In 1998, he suffered a torn anterior cruciate ligament in his left knee during the training camp and was lost for the season.

===Washington Redskins===
Davis signed with the Washington Redskins as a free agent in 1999. He was waived before the start of the season on September 5.

===Dallas Cowboys (second stint)===
On November 16, 1999, he signed with the Dallas Cowboys as a free agent. He wasn't re-signed after the season.

===Calgary Stampeders===
Davis signed with the Calgary Stampeders, but was waived before the start of the 2000 season.

===San Francisco Demons===
He was selected by the San Francisco Demons in the seventeenth round (134th overall) of the 2001 XFL draft. He recorded 21 tackles and 1 interception, while contributing to the team reaching the championship game. The league folded in May 2001.

===San Jose SaberCats (first stint)===
On February 28, 2002, Davis signed with the San Jose SaberCats of the Arena Football League, to play as a defensive specialist. He helped the team win ArenaBowl XVI and ArenaBowl XVIII. He was released in 2005.

===Grand Rapids Rampage===
On January 3, 2005, he signed with the Grand Rapids Rampage of the Arena Football League. He was cut on February 8.
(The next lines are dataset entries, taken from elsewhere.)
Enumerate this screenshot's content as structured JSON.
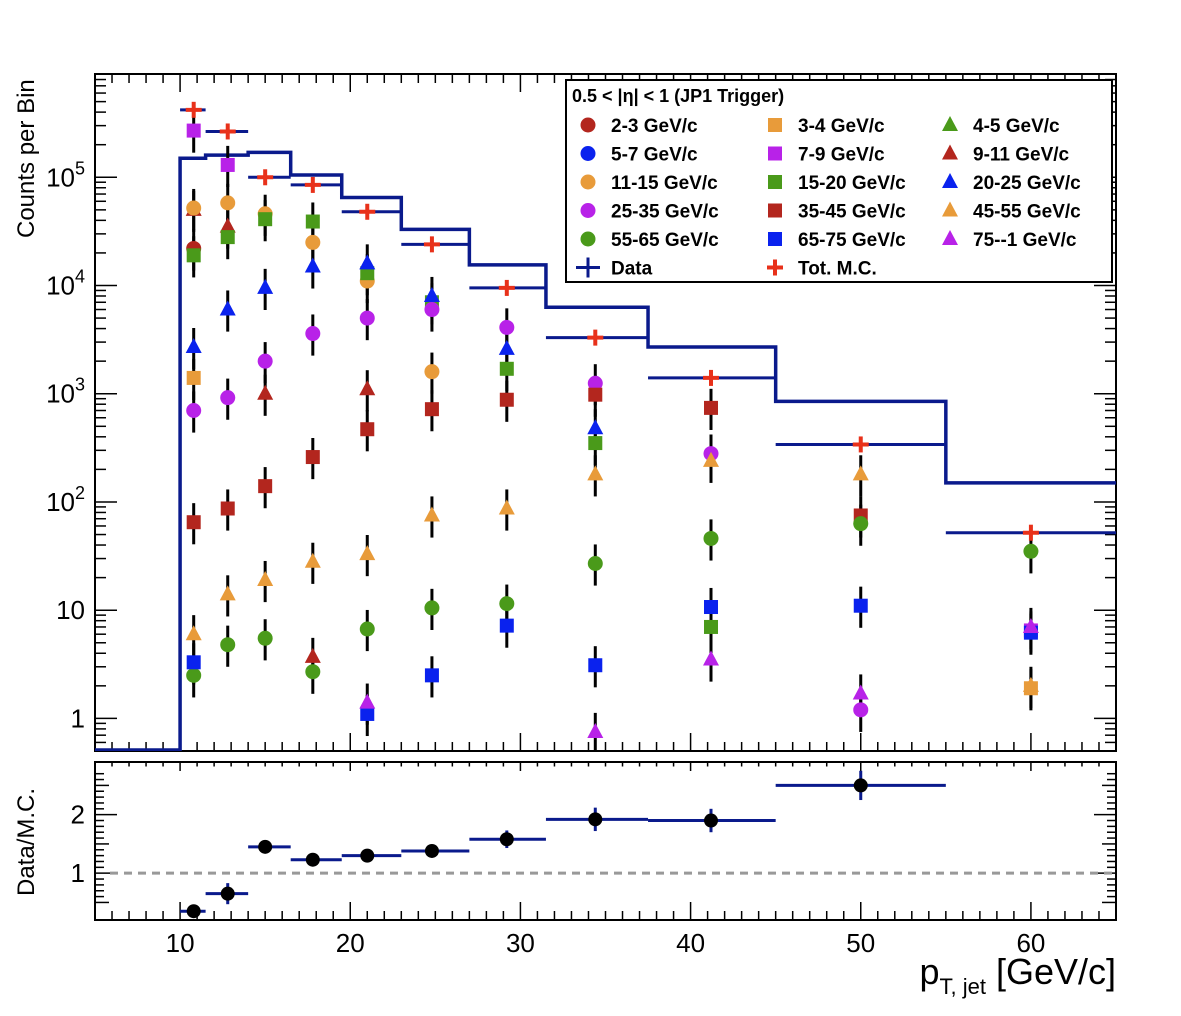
{
  "chart_data": [
    {
      "type": "scatter",
      "title": "",
      "ylabel": "Counts per Bin",
      "yscale": "log",
      "ylim": [
        0.5,
        900000
      ],
      "xlim": [
        5,
        65
      ],
      "y_tick_labels": [
        {
          "value": 1,
          "label": "1"
        },
        {
          "value": 10,
          "label": "10"
        },
        {
          "value": 100,
          "label": "10^2"
        },
        {
          "value": 1000,
          "label": "10^3"
        },
        {
          "value": 10000,
          "label": "10^4"
        },
        {
          "value": 100000,
          "label": "10^5"
        }
      ],
      "legend": {
        "title": "0.5 < |η| < 1 (JP1 Trigger)",
        "placement": "top-right"
      },
      "x_centers": [
        10.8,
        12.8,
        15.0,
        17.8,
        21.0,
        24.8,
        29.2,
        34.4,
        41.2,
        50.0,
        60.0
      ],
      "data_histogram": {
        "name": "Data",
        "color": "#0a1a8c",
        "edges": [
          5,
          10,
          11.5,
          14,
          16.5,
          19.5,
          23,
          27,
          31.5,
          37.5,
          45,
          55,
          65
        ],
        "values": [
          0.5,
          150000,
          160000,
          170000,
          105000,
          65000,
          33000,
          15500,
          6300,
          2700,
          850,
          150
        ]
      },
      "series": [
        {
          "name": "Tot. M.C.",
          "marker": "plus",
          "color": "#e8311a",
          "y": [
            420000,
            265000,
            100000,
            85000,
            48000,
            24000,
            9500,
            3300,
            1400,
            340,
            52
          ]
        },
        {
          "name": "2-3 GeV/c",
          "marker": "circle",
          "color": "#b3261e",
          "y": [
            22000,
            null,
            null,
            null,
            null,
            null,
            null,
            null,
            null,
            null,
            null
          ]
        },
        {
          "name": "3-4 GeV/c",
          "marker": "square",
          "color": "#e89b3a",
          "y": [
            1400,
            null,
            null,
            null,
            null,
            null,
            null,
            null,
            null,
            null,
            1.9
          ]
        },
        {
          "name": "4-5 GeV/c",
          "marker": "triangle",
          "color": "#4a9a1a",
          "y": [
            null,
            null,
            null,
            null,
            null,
            null,
            null,
            null,
            null,
            null,
            null
          ]
        },
        {
          "name": "5-7 GeV/c",
          "marker": "circle",
          "color": "#0a22ee",
          "y": [
            null,
            null,
            null,
            null,
            null,
            null,
            null,
            null,
            null,
            null,
            null
          ]
        },
        {
          "name": "7-9 GeV/c",
          "marker": "square",
          "color": "#b822e8",
          "y": [
            270000,
            130000,
            null,
            null,
            null,
            null,
            null,
            null,
            null,
            null,
            6.5
          ]
        },
        {
          "name": "9-11 GeV/c",
          "marker": "triangle",
          "color": "#b3261e",
          "y": [
            50000,
            35000,
            1000,
            3.7,
            1100,
            null,
            null,
            null,
            null,
            null,
            null
          ]
        },
        {
          "name": "11-15 GeV/c",
          "marker": "circle",
          "color": "#e89b3a",
          "y": [
            52000,
            58000,
            46000,
            25000,
            11000,
            1600,
            null,
            null,
            null,
            null,
            null
          ]
        },
        {
          "name": "15-20 GeV/c",
          "marker": "square",
          "color": "#4a9a1a",
          "y": [
            19000,
            28000,
            41000,
            39000,
            13000,
            7000,
            1700,
            350,
            7,
            null,
            null
          ]
        },
        {
          "name": "20-25 GeV/c",
          "marker": "triangle",
          "color": "#0a22ee",
          "y": [
            2700,
            6000,
            9500,
            15000,
            16000,
            8000,
            2600,
            480,
            null,
            null,
            null
          ]
        },
        {
          "name": "25-35 GeV/c",
          "marker": "circle",
          "color": "#b822e8",
          "y": [
            700,
            920,
            2000,
            3600,
            5000,
            6000,
            4100,
            1250,
            280,
            1.2,
            null
          ]
        },
        {
          "name": "35-45 GeV/c",
          "marker": "square",
          "color": "#b3261e",
          "y": [
            65,
            87,
            140,
            260,
            470,
            720,
            880,
            980,
            740,
            75,
            null
          ]
        },
        {
          "name": "45-55 GeV/c",
          "marker": "triangle",
          "color": "#e89b3a",
          "y": [
            6,
            14,
            19,
            28,
            33,
            75,
            87,
            180,
            240,
            180,
            2.0
          ]
        },
        {
          "name": "55-65 GeV/c",
          "marker": "circle",
          "color": "#4a9a1a",
          "y": [
            2.5,
            4.8,
            5.5,
            2.7,
            6.7,
            10.5,
            11.5,
            27,
            46,
            63,
            35
          ]
        },
        {
          "name": "65-75 GeV/c",
          "marker": "square",
          "color": "#0a22ee",
          "y": [
            3.3,
            null,
            null,
            null,
            1.1,
            2.5,
            7.2,
            3.1,
            10.7,
            11,
            6.2
          ]
        },
        {
          "name": "75--1 GeV/c",
          "marker": "triangle",
          "color": "#b822e8",
          "y": [
            null,
            null,
            null,
            null,
            1.4,
            null,
            null,
            0.75,
            3.5,
            1.7,
            7
          ]
        }
      ]
    },
    {
      "type": "scatter",
      "ylabel": "Data/M.C.",
      "xlabel": "p_{T, jet} [GeV/c]",
      "xlabel_main": "p",
      "xlabel_sub": "T, jet",
      "xlabel_unit": " [GeV/c]",
      "xlim": [
        5,
        65
      ],
      "ylim": [
        0.2,
        2.9
      ],
      "x_ticks": [
        10,
        20,
        30,
        40,
        50,
        60
      ],
      "x_tick_labels": [
        "10",
        "20",
        "30",
        "40",
        "50",
        "60"
      ],
      "y_ticks": [
        1,
        2
      ],
      "y_tick_labels": [
        "1",
        "2"
      ],
      "reference_line": 1,
      "series": [
        {
          "name": "Data/M.C.",
          "color": "#000000",
          "x": [
            10.8,
            12.8,
            15.0,
            17.8,
            21.0,
            24.8,
            29.2,
            34.4,
            41.2,
            50.0
          ],
          "y": [
            0.35,
            0.65,
            1.45,
            1.23,
            1.3,
            1.38,
            1.58,
            1.92,
            1.9,
            2.5
          ],
          "x_low": [
            10,
            11.5,
            14,
            16.5,
            19.5,
            23,
            27,
            31.5,
            37.5,
            45
          ],
          "x_high": [
            11.5,
            14,
            16.5,
            19.5,
            23,
            27,
            31.5,
            37.5,
            45,
            55
          ],
          "y_err": [
            0.05,
            0.18,
            0.05,
            0.05,
            0.05,
            0.05,
            0.15,
            0.2,
            0.2,
            0.25
          ]
        }
      ]
    }
  ]
}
===San Jose SaberCats (second stint)===
On April 15, 2005, he signed with the San Jose SaberCats of the Arena Football League.

===Arizona Rattlers===
In 2006, he signed with the Arizona Rattlers of the Arena Football League. He was placed on the injured reserve list 2 times during the season. He retired on February 1, 2007.

==Personal life==
Davis was a football assistant coach at Wichita North High School and at Maize High School. He was also an assistant coach for the Wichita Wild of the Indoor Football League and the San Antonio Talons of the Arena Football League.

In August 2014, he was named the head coach and director of football operations of the Texas Revolution of the Champions Indoor Football. On March 30, 2015, Davis agreed to part ways with the Revolution after coaching just four regular season games. On April 14, 2015, the San Angelo Bandits hired Davis as their head coach. In 2016, he was hired as the defensive backs coach for the LA KISS of the Arena Football League.